Generative AI vs. CNN-Based Low-Light Enhancement: Why Preserving Original Video Integrity Matters

Jenna Enbuska
Jenna Enbuska is head of marketing at Visidon.

In the rapidly evolving world of artificial intelligence-powered imaging, it’s easy to conflate all “AI enhancement” with generative methods. But when it comes to critical applications like surveillance, the distinction between generative and nongenerative AI, convolutional neural network (CNN)-based enhancement is not just technical, it is fundamental to trust, integrity and evidence reliability.

Surveillance cameras often operate under ultra-low-light conditions, from a few lux down to near-total darkness. In such environments, image sensors struggle. Noise overwhelms the signal, leaving both human vision and automated object detection nearly blind. Grainy, dark and unclear footage compromises situational awareness and system performance.

CNN-based low-light enhancement addresses this challenge. Unlike generative AI, which generates new data, CNN-based enhancement operates in real time within the camera pipeline as an embedded, edge AI solution. It improves both human and machine vision by suppressing noise and boosting object detection accuracy in low-light scenes, without generating new content, such as new pixels.

Generative models, such as GANs or diffusion models, are designed to fill in missing details by making assumptions about what could be present. While powerful in creative imaging, generative approaches raise concerns in surveillances since they may alter information or introduce details that were never captured by the camera.

In contrast, CNN-based enhancement focuses solely on improving the existing signal. Every processed pixel corresponds directly to the input data. The system reduces noise, clarifies details, and increases brightness while preserving the integrity of the footage. It doesn’t imagine what’s missing, it reveals what is already hidden beneath the noise of low light or sensor limitations. This distinction is especially important when video footage may serve as forensic evidence. Enhancing visibility without altering content ensures that the output remains a truthful representation of the recorded scene, a key requirement for investigative and evidentiary use.

Why AI Excels in Low-Light Imaging

Traditional image signal processors (ISPs) struggle to fully separate noise from signal, and amplifying the remaining signal also amplifies noise, degrading visual image quality. CNN-based systems, however, suppress noise so effectively that higher gain can be applied without sacrificing clarity. The result is video that’s not only sharper and clearer, but also significantly brighter, recovering usable details even in near-total darkness where human vision fails.

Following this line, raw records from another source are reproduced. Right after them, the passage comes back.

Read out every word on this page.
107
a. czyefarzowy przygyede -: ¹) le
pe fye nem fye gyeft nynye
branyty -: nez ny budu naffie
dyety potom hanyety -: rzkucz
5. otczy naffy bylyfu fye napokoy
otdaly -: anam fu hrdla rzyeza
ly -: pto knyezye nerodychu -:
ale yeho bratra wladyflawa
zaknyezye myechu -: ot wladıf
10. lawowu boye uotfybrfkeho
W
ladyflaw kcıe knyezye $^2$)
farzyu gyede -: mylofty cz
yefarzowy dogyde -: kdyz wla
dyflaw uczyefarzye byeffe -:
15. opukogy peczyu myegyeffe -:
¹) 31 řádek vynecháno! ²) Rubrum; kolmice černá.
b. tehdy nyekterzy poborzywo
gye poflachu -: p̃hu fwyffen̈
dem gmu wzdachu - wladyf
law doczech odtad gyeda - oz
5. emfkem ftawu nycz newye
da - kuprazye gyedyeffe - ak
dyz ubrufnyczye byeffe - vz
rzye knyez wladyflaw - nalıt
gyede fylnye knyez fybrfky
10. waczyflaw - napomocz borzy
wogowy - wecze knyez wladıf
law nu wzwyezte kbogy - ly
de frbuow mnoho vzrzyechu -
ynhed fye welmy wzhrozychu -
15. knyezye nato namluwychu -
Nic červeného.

Unlike fixed-algorithm ISP pipelines, CNN-based methods are trained on diverse, low-light data with complex noise patterns and light distributions. Learning is supervised, using noisy videos together with their clean counterparts, in order to learn how to separate meaningful content from poor quality video stream. This adaptive intelligence allows for more effective enhancement across challenging scenarios while preserving fidelity to the original scene.

In an era of deepfakes and synthetic imagery, it’s crucial to distinguish technologies that actually enhance visibility from those that generate new data. CNN-based low-light enhancement offers a powerful, trustworthy solution that improves the clarity, brightness and usability of surveillance video while maintaining its evidentiary integrity.

The views and opinions expressed in guest posts and/or profiles are those of the authors or sources and do not necessarily reflect the official policy or position of the Security Industry Association.